The 3D topological insulator Bi2Te3 is a well‐known semiconductor material with a large Seebeck coefficient, and it is widely used in thermoelectric generators. The spin‐momentum‐locked surface states in topological insulator induce electronic spin polarization which may be used for spin generation and accumulation. Under a temperature gradient, the accumulation of surface electrons with opposite spin directions at the hot and cold sides of the sample will occur. Thus, the spin Seebeck effect (SSE) is detected through the inverse spin Hall effect in heavy metal Pt electrodes with a strong spin–orbit interaction. The SSE is observed in the topological insulator Bi2Te3 without application of an external magnetic field.

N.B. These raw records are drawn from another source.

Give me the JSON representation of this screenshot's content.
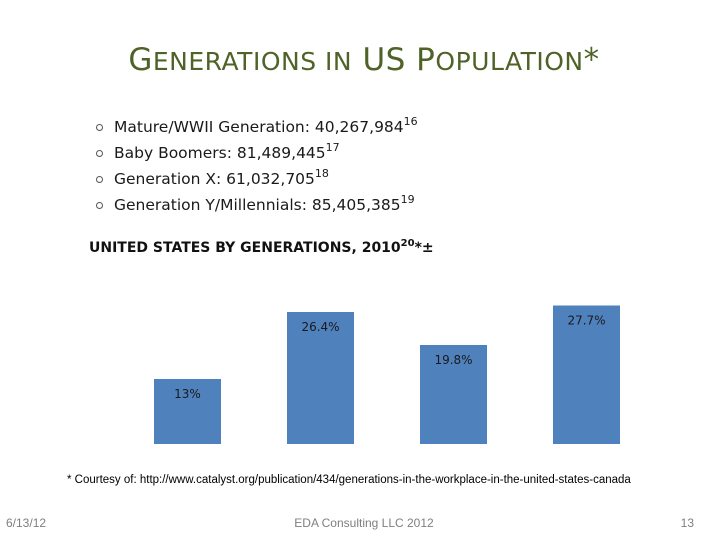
{
  "slide": {
    "title_parts": [
      "G",
      "ENERATIONS IN",
      " US P",
      "OPULATION",
      "*"
    ],
    "footnote": "* Courtesy of: http://www.catalyst.org/publication/434/generations-in-the-workplace-in-the-united-states-canada",
    "footer_date": "6/13/12",
    "footer_center": "EDA Consulting LLC 2012",
    "page_number": "13"
  },
  "bullets": [
    {
      "text": "Mature/WWII Generation: 40,267,984",
      "ref": "16"
    },
    {
      "text": "Baby Boomers: 81,489,445",
      "ref": "17"
    },
    {
      "text": "Generation X: 61,032,705",
      "ref": "18"
    },
    {
      "text": "Generation Y/Millennials: 85,405,385",
      "ref": "19"
    }
  ],
  "chart_title": {
    "text": "UNITED STATES BY GENERATIONS, 2010",
    "ref": "20",
    "suffix": "*±"
  },
  "chart_data": {
    "type": "bar",
    "categories": [
      "",
      "",
      "",
      ""
    ],
    "values": [
      13,
      26.4,
      19.8,
      27.7
    ],
    "data_labels": [
      "13%",
      "26.4%",
      "19.8%",
      "27.7%"
    ],
    "ylim": [
      0,
      31
    ],
    "bar_color": "#4f81bd",
    "grid": false,
    "axes_visible": false
  }
}
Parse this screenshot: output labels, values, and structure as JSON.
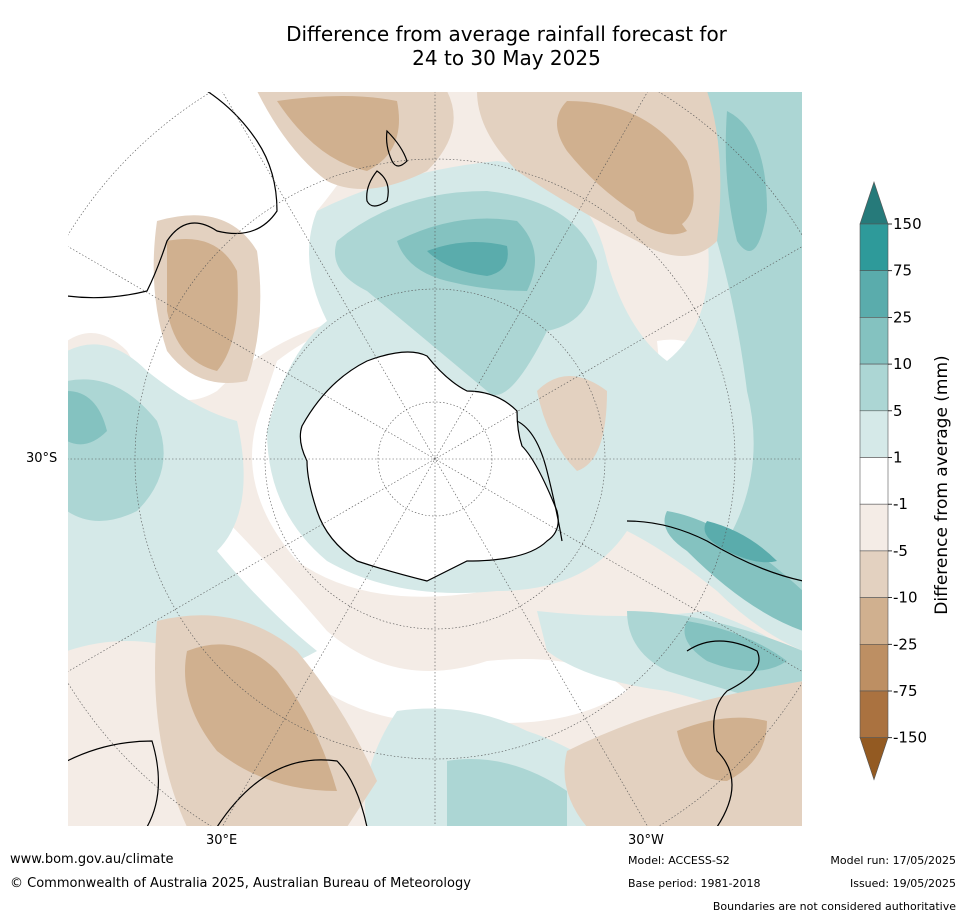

The spin Seebeck coefficient in the Bi2Te3 topological insulator increases with increasing surface disorder, which is explained via the Dyakonov–Perel mechanism of the spin relaxation time. In this work, epitaxial layers of the topological insulator Bi2O3, grown on (001) GaAs, are studied for the presence of the spin Seebeck effect. The values of the Seebeck coefficient have opposite polarities on the hot and cold sides of the samples with Pt probe electrodes, whereas for Al electrodes the coefficient does not change sign. The spin Seebeck coefficient is largest for the most disordererd sample.